Директор сложил письмо. Его немного удивило то гробовое молчание, каким оно было встречено; но он продолжал, не подавая виду, что что-нибудь заметил:
— Не решаясь отказать мистеру Чизмену в его великодушной просьбе, я отменяю как заданные мною штрафы, так и лишение прогулки на среду (среда была ближайшим праздником). Что касается классных старшин, то я не могу изменить своего решения относительно их. Затем мне остается только высказать, что, по моему мнению, вежливость требует, чтобы на любезную записку мистера Чизмена вы ответили общим благодарственным письмом. Можете идти.
И на это школьники промолчали. Дело в том, что большинство недоумевало, как принять это неожиданное письмо. Конечно, они ненавидели радикалов, но не менее ненавидели штрафы и лишение прогулки, и весьма вероятно, что если бы их предоставить самим себе, то они преспокойно воспользовались бы любезностью нового депутата. Не так думала кучка энтузиастов с Меррисоном во главе: для этой кучки невыносима была даже мысль о том, чтобы принять одолжение от радикала.
Не успела затвориться дверь за директором, как они запротестовали.
— По-моему, это письмо просто оскорбление, — объявил Меррисон. — Не знаю, как вы, а я не намерен пользоваться любезностями этого человека: я напишу свой штраф до последней строчки.
— И я, и я! — послышались голоса остальных энтузиастов.
— Мало того: я не двинусь в среду из своего отделения, — продолжал Меррисон.
— Само собой. Это было бы просто бесчестно! — подхватили его приверженцы.
— Он думал подкупить нас, чтобы мы поддержали его на следующих выборах, — догадался кто-то. — Хитер, нечего сказать!

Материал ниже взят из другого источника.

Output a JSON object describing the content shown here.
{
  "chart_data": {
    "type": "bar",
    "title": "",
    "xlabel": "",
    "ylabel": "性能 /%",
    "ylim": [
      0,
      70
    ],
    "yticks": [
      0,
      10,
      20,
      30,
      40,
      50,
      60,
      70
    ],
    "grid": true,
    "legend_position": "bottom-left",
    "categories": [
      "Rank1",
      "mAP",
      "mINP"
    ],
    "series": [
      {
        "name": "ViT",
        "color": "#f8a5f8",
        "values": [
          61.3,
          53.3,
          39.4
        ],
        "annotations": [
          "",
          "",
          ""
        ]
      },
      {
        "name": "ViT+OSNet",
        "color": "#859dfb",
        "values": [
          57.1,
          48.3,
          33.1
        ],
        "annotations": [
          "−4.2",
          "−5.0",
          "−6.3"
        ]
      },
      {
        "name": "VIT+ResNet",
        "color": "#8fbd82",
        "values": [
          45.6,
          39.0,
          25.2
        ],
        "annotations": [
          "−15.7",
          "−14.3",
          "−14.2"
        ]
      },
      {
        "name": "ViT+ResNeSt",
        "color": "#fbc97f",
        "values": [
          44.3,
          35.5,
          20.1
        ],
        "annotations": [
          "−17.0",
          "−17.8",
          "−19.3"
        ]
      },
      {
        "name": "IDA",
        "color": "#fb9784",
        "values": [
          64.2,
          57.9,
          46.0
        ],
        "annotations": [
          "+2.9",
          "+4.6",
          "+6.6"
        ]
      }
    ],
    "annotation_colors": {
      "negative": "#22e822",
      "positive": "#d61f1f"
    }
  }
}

— Напишем заданные штрафы к четвергу и подадим их директору все вместе, — предложил Меррисон. — Пусть Падди знает, по крайней мере, какого мы обо всем этом мнения.
И, к немалому разочарованию всех младших воспитанников и многих из старших, которые обрадовались было отмене наказаний, во всех трех отделениях появился письменный указ, гласивший, что ради спасения чести школы каждый обязан переписать заданные стихотворения к четвергу и просидеть всю среду в своем отделении. Понятно, что ни один честный виг не мог воспротивиться такому воззванию. Несколько «мартышек» и два-три четвероклассника из самых ленивых попробовали было возражать, но их пристыдили и заставили замолчать.
Всю среду вильбайцы провели в добровольном заточении. Даже те, кто не ходил в Шельпорт и потому никоим образом не мог подлежать наказанию, не показывались в этот день ни на реке, ни на дворе, как бы стыдясь своей добродетели; а многие даже переписали штрафные стихотворения, которых с них никто не спрашивал.
Следующий четверг был памятным днем в летописях Вильбая. После утренних уроков доктор Патрик разговаривал с мистером Парретом в рекреационном зале. Вдруг отворилась дверь, и глазам наставников предстало странное зрелище. Вся школа выступала гуськом; у каждого был в руках листок исписанной бумаги, и на всех лицах сияло полнейшее самодовольство.
— Что это значит? — спросил директор, удивленный неожиданным нашествием.
Меррисон выступил вперед и, подавая директору свой листок, торжественно ответил:
— Мы принесли наши штрафы, сударь.
— Что такое? Какие штрафы? — переспросил директор, все еще не догадываясь, в чем дело.
— Стихотворения, которые вы нам велели переписать. Вчера мы не гуляли — не хотели гулять — и вот переписали все, что вы нам задали.
Меррисон выговорил это таким тоном, точно ждал, что директор бросится ему на шею и расплачется от умиления, пораженный высокими добродетелями своих питомцев. Но директор спокойно взял бумагу, которую ему протягивали, и сказал только:
— А-а… Очень рад, что вы, несмотря ни на что, пожелали загладить субботнее происшествие. Можете оставить ваши листки на этом столе.
— Нет, сударь… мы это не затем, чтобы загладить… мы, напротив, хотели… — заговорил Меррисон, сбиваясь и путаясь, но твердо решившись разъяснить недоразумение. — Мы…
— Можете оставить ваши листки на этом столе, — повторил директор строго и, обернувшись к мистеру Паррету, продолжал прерванный разговор, не обращая больше внимания на школьников.